The effect of urocortin II administration on the coronary circulation and cardiac function in the anaesthetized pig is nitric-oxide-dependent.

We planned to determine the primary effects and mechanisms of urocortin II, a member of the corticotrophin-releasing factor (CRF) family highly expressed in the cardiovascular system, on coronary blood flow and myocardial function in vivo. Urocortin II was infused into the left anterior descending coronary artery in 25 anaesthetized pigs whilst measuring haemodynamic variables, coronary blood flow, ventricular dP/dt(max) cardiac output and percentage of segmental shortening. This infusion was repeated after blockade of the autonomic nervous system, nitric-oxide synthase (NOS) or subtype 2 of the CRF receptors. In all experiments changes in heart rate and aortic blood pressure were prevented. Intra-coronary urocortin II increased, within 60 s, coronary blood flow (15+/-3.2%, P<0.05), dP/dt(max) (12.7+/-2.6%, P<0.05), cardiac output (16+/-2.3%, P<0.05) and percentage of segmental shortening (19.8+/-3.8%, P<0.05).
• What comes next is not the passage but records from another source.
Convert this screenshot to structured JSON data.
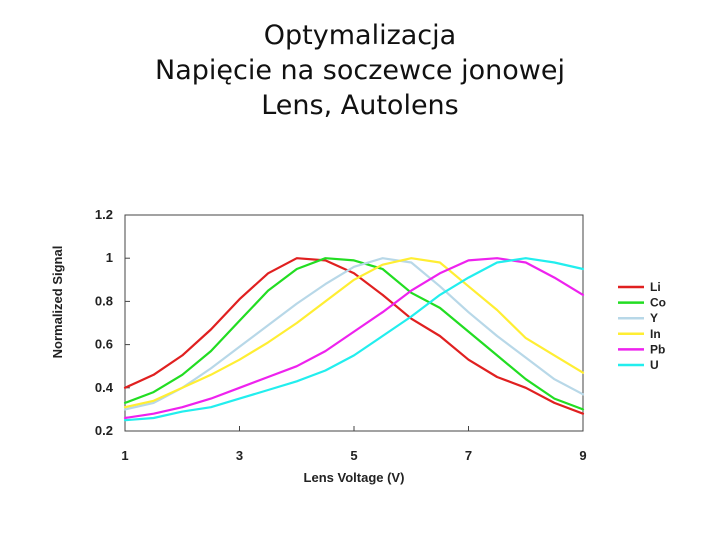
{
  "title": {
    "line1": "Optymalizacja",
    "line2": "Napięcie na soczewce jonowej",
    "line3": "Lens, Autolens"
  },
  "chart_data": {
    "type": "line",
    "xlabel": "Lens Voltage (V)",
    "ylabel": "Normalized Signal",
    "xlim": [
      1,
      9
    ],
    "ylim": [
      0.2,
      1.2
    ],
    "xticks": [
      1,
      3,
      5,
      7,
      9
    ],
    "yticks": [
      0.2,
      0.4,
      0.6,
      0.8,
      1,
      1.2
    ],
    "ytick_labels": [
      "0.2",
      "0.4",
      "0.6",
      "0.8",
      "1",
      "1.2"
    ],
    "grid": false,
    "legend_position": "right",
    "series": [
      {
        "name": "Li",
        "color": "#e02020",
        "x": [
          1,
          1.5,
          2,
          2.5,
          3,
          3.5,
          4,
          4.5,
          5,
          5.5,
          6,
          6.5,
          7,
          7.5,
          8,
          8.5,
          9
        ],
        "y": [
          0.4,
          0.46,
          0.55,
          0.67,
          0.81,
          0.93,
          1.0,
          0.99,
          0.93,
          0.83,
          0.72,
          0.64,
          0.53,
          0.45,
          0.4,
          0.33,
          0.28
        ]
      },
      {
        "name": "Co",
        "color": "#22dd22",
        "x": [
          1,
          1.5,
          2,
          2.5,
          3,
          3.5,
          4,
          4.5,
          5,
          5.5,
          6,
          6.5,
          7,
          7.5,
          8,
          8.5,
          9
        ],
        "y": [
          0.33,
          0.38,
          0.46,
          0.57,
          0.71,
          0.85,
          0.95,
          1.0,
          0.99,
          0.95,
          0.84,
          0.77,
          0.66,
          0.55,
          0.44,
          0.35,
          0.3
        ]
      },
      {
        "name": "Y",
        "color": "#b8d8e8",
        "x": [
          1,
          1.5,
          2,
          2.5,
          3,
          3.5,
          4,
          4.5,
          5,
          5.5,
          6,
          6.5,
          7,
          7.5,
          8,
          8.5,
          9
        ],
        "y": [
          0.3,
          0.33,
          0.4,
          0.49,
          0.59,
          0.69,
          0.79,
          0.88,
          0.96,
          1.0,
          0.98,
          0.87,
          0.75,
          0.64,
          0.54,
          0.44,
          0.37
        ]
      },
      {
        "name": "In",
        "color": "#ffee33",
        "x": [
          1,
          1.5,
          2,
          2.5,
          3,
          3.5,
          4,
          4.5,
          5,
          5.5,
          6,
          6.5,
          7,
          7.5,
          8,
          8.5,
          9
        ],
        "y": [
          0.31,
          0.34,
          0.4,
          0.46,
          0.53,
          0.61,
          0.7,
          0.8,
          0.9,
          0.97,
          1.0,
          0.98,
          0.87,
          0.76,
          0.63,
          0.55,
          0.47
        ]
      },
      {
        "name": "Pb",
        "color": "#ee22ee",
        "x": [
          1,
          1.5,
          2,
          2.5,
          3,
          3.5,
          4,
          4.5,
          5,
          5.5,
          6,
          6.5,
          7,
          7.5,
          8,
          8.5,
          9
        ],
        "y": [
          0.26,
          0.28,
          0.31,
          0.35,
          0.4,
          0.45,
          0.5,
          0.57,
          0.66,
          0.75,
          0.85,
          0.93,
          0.99,
          1.0,
          0.98,
          0.91,
          0.83
        ]
      },
      {
        "name": "U",
        "color": "#22eeee",
        "x": [
          1,
          1.5,
          2,
          2.5,
          3,
          3.5,
          4,
          4.5,
          5,
          5.5,
          6,
          6.5,
          7,
          7.5,
          8,
          8.5,
          9
        ],
        "y": [
          0.25,
          0.26,
          0.29,
          0.31,
          0.35,
          0.39,
          0.43,
          0.48,
          0.55,
          0.64,
          0.73,
          0.83,
          0.91,
          0.98,
          1.0,
          0.98,
          0.95
        ]
      }
    ]
  }
}
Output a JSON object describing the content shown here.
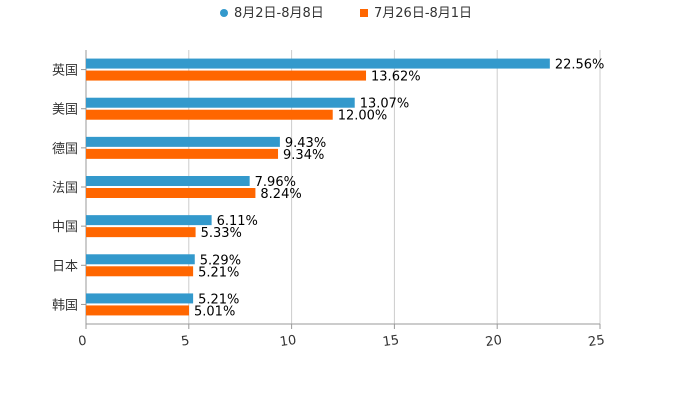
{
  "chart_data": {
    "type": "bar",
    "orientation": "horizontal",
    "categories": [
      "英国",
      "美国",
      "德国",
      "法国",
      "中国",
      "日本",
      "韩国"
    ],
    "series": [
      {
        "name": "8月2日-8月8日",
        "color": "#3399cc",
        "values": [
          22.56,
          13.07,
          9.43,
          7.96,
          6.11,
          5.29,
          5.21
        ],
        "labels": [
          "22.56%",
          "13.07%",
          "9.43%",
          "7.96%",
          "6.11%",
          "5.29%",
          "5.21%"
        ]
      },
      {
        "name": "7月26日-8月1日",
        "color": "#ff6600",
        "values": [
          13.62,
          12.0,
          9.34,
          8.24,
          5.33,
          5.21,
          5.01
        ],
        "labels": [
          "13.62%",
          "12.00%",
          "9.34%",
          "8.24%",
          "5.33%",
          "5.21%",
          "5.01%"
        ]
      }
    ],
    "xlim": [
      0,
      25
    ],
    "xticks": [
      0,
      5,
      10,
      15,
      20,
      25
    ],
    "xtick_labels": [
      "0",
      "5",
      "10",
      "15",
      "20",
      "25"
    ],
    "grid": true,
    "legend": "top-center"
  }
}
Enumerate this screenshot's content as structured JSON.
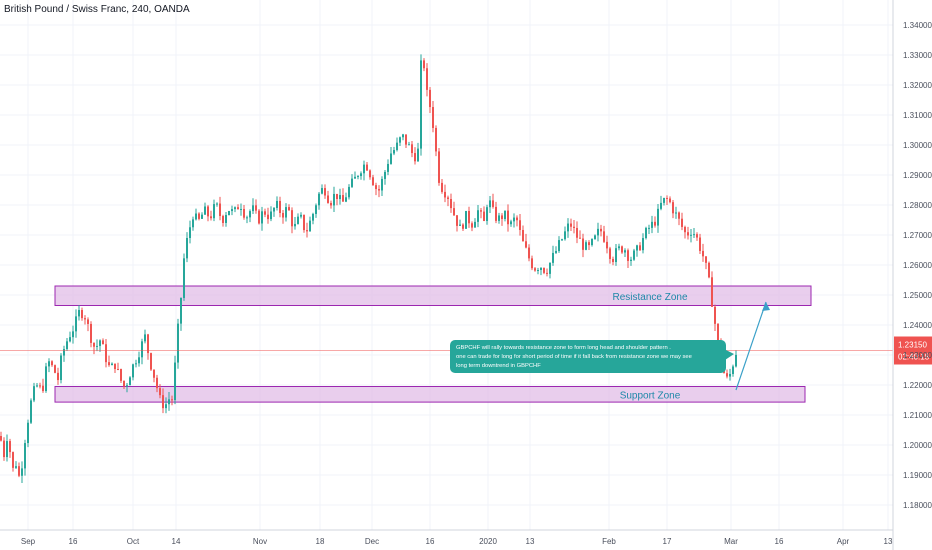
{
  "header": {
    "symbol_title": "British Pound / Swiss Franc, 240, OANDA"
  },
  "colors": {
    "up": "#26a69a",
    "down": "#ef5350",
    "zone_fill": "#e1bee7",
    "zone_border": "#9c27b0",
    "zone_text": "#1e88a8",
    "callout_bg": "#26a69a",
    "price_line": "#ef5350",
    "arrow": "#3aa0c8",
    "grid": "#f0f3fa",
    "axis_text": "#4a4f5c"
  },
  "chart_data": {
    "type": "candlestick",
    "title": "British Pound / Swiss Franc, 240, OANDA",
    "ylim": [
      1.175,
      1.345
    ],
    "y_ticks": [
      "1.34000",
      "1.33000",
      "1.32000",
      "1.31000",
      "1.30000",
      "1.29000",
      "1.28000",
      "1.27000",
      "1.26000",
      "1.25000",
      "1.24000",
      "1.23000",
      "1.22000",
      "1.21000",
      "1.20000",
      "1.19000",
      "1.18000"
    ],
    "x_ticks": [
      "Sep",
      "16",
      "Oct",
      "14",
      "Nov",
      "18",
      "Dec",
      "16",
      "2020",
      "13",
      "Feb",
      "17",
      "Mar",
      "16",
      "Apr",
      "13"
    ],
    "price_path": [
      [
        0,
        1.203
      ],
      [
        4,
        1.197
      ],
      [
        8,
        1.205
      ],
      [
        12,
        1.191
      ],
      [
        16,
        1.194
      ],
      [
        20,
        1.188
      ],
      [
        24,
        1.2
      ],
      [
        30,
        1.213
      ],
      [
        36,
        1.22
      ],
      [
        42,
        1.218
      ],
      [
        48,
        1.228
      ],
      [
        54,
        1.225
      ],
      [
        58,
        1.222
      ],
      [
        62,
        1.23
      ],
      [
        66,
        1.234
      ],
      [
        70,
        1.237
      ],
      [
        75,
        1.24
      ],
      [
        80,
        1.245
      ],
      [
        85,
        1.243
      ],
      [
        90,
        1.237
      ],
      [
        95,
        1.232
      ],
      [
        100,
        1.235
      ],
      [
        105,
        1.23
      ],
      [
        110,
        1.225
      ],
      [
        115,
        1.227
      ],
      [
        120,
        1.222
      ],
      [
        125,
        1.219
      ],
      [
        130,
        1.224
      ],
      [
        135,
        1.228
      ],
      [
        140,
        1.232
      ],
      [
        145,
        1.236
      ],
      [
        150,
        1.228
      ],
      [
        155,
        1.222
      ],
      [
        160,
        1.215
      ],
      [
        165,
        1.213
      ],
      [
        170,
        1.216
      ],
      [
        173,
        1.215
      ],
      [
        176,
        1.232
      ],
      [
        180,
        1.245
      ],
      [
        184,
        1.262
      ],
      [
        188,
        1.27
      ],
      [
        193,
        1.277
      ],
      [
        198,
        1.274
      ],
      [
        204,
        1.278
      ],
      [
        210,
        1.276
      ],
      [
        216,
        1.28
      ],
      [
        222,
        1.275
      ],
      [
        228,
        1.279
      ],
      [
        234,
        1.277
      ],
      [
        240,
        1.281
      ],
      [
        246,
        1.276
      ],
      [
        252,
        1.279
      ],
      [
        258,
        1.275
      ],
      [
        264,
        1.278
      ],
      [
        270,
        1.276
      ],
      [
        276,
        1.28
      ],
      [
        282,
        1.277
      ],
      [
        288,
        1.279
      ],
      [
        294,
        1.272
      ],
      [
        300,
        1.276
      ],
      [
        306,
        1.271
      ],
      [
        312,
        1.276
      ],
      [
        318,
        1.283
      ],
      [
        324,
        1.286
      ],
      [
        330,
        1.281
      ],
      [
        336,
        1.284
      ],
      [
        342,
        1.28
      ],
      [
        348,
        1.285
      ],
      [
        354,
        1.288
      ],
      [
        360,
        1.292
      ],
      [
        366,
        1.294
      ],
      [
        372,
        1.289
      ],
      [
        378,
        1.284
      ],
      [
        384,
        1.29
      ],
      [
        390,
        1.297
      ],
      [
        396,
        1.299
      ],
      [
        402,
        1.303
      ],
      [
        408,
        1.3
      ],
      [
        414,
        1.296
      ],
      [
        418,
        1.298
      ],
      [
        420,
        1.324
      ],
      [
        423,
        1.331
      ],
      [
        426,
        1.318
      ],
      [
        430,
        1.313
      ],
      [
        434,
        1.305
      ],
      [
        438,
        1.29
      ],
      [
        442,
        1.286
      ],
      [
        448,
        1.283
      ],
      [
        454,
        1.277
      ],
      [
        460,
        1.272
      ],
      [
        466,
        1.276
      ],
      [
        472,
        1.274
      ],
      [
        478,
        1.278
      ],
      [
        484,
        1.274
      ],
      [
        488,
        1.283
      ],
      [
        492,
        1.278
      ],
      [
        498,
        1.275
      ],
      [
        504,
        1.277
      ],
      [
        510,
        1.273
      ],
      [
        516,
        1.276
      ],
      [
        522,
        1.268
      ],
      [
        528,
        1.263
      ],
      [
        534,
        1.259
      ],
      [
        540,
        1.26
      ],
      [
        546,
        1.258
      ],
      [
        552,
        1.262
      ],
      [
        558,
        1.266
      ],
      [
        564,
        1.27
      ],
      [
        570,
        1.274
      ],
      [
        576,
        1.27
      ],
      [
        582,
        1.267
      ],
      [
        588,
        1.265
      ],
      [
        594,
        1.268
      ],
      [
        600,
        1.272
      ],
      [
        606,
        1.268
      ],
      [
        612,
        1.262
      ],
      [
        618,
        1.265
      ],
      [
        624,
        1.266
      ],
      [
        630,
        1.262
      ],
      [
        636,
        1.264
      ],
      [
        642,
        1.268
      ],
      [
        648,
        1.272
      ],
      [
        654,
        1.274
      ],
      [
        658,
        1.277
      ],
      [
        662,
        1.281
      ],
      [
        668,
        1.282
      ],
      [
        674,
        1.278
      ],
      [
        680,
        1.274
      ],
      [
        686,
        1.27
      ],
      [
        692,
        1.272
      ],
      [
        698,
        1.268
      ],
      [
        704,
        1.262
      ],
      [
        708,
        1.256
      ],
      [
        712,
        1.248
      ],
      [
        716,
        1.238
      ],
      [
        720,
        1.228
      ],
      [
        724,
        1.224
      ],
      [
        728,
        1.221
      ],
      [
        732,
        1.226
      ],
      [
        736,
        1.231
      ],
      [
        738,
        1.2315
      ]
    ],
    "current_price": "1.23150",
    "countdown": "02:40:18",
    "zones": [
      {
        "label": "Resistance Zone",
        "top": 1.253,
        "bottom": 1.2465
      },
      {
        "label": "Support Zone",
        "top": 1.2195,
        "bottom": 1.2143
      }
    ],
    "annotation": {
      "lines": [
        "GBPCHF will rally towards resistance zone to form long head and shoulder pattern .",
        "one can trade for  long for short period of time if it fall back from resistance zone we may see",
        "long term downtrend in GBPCHF"
      ]
    }
  }
}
Blockade of NOS abolished only the coronary effects whereas blockade of subtype 2 of the CRF receptors abolished all cardiac and coronary effects. It was shown for the first time that urocortin II administration primarily increases coronary blood flow and myocardial function through the release of nitric oxide and activation of subtype 2 of the CRF receptors in the anaesthetized pig. This provides a mechanism through which a local increase of urocortin II levels can help improve a compromised cardiovascular function.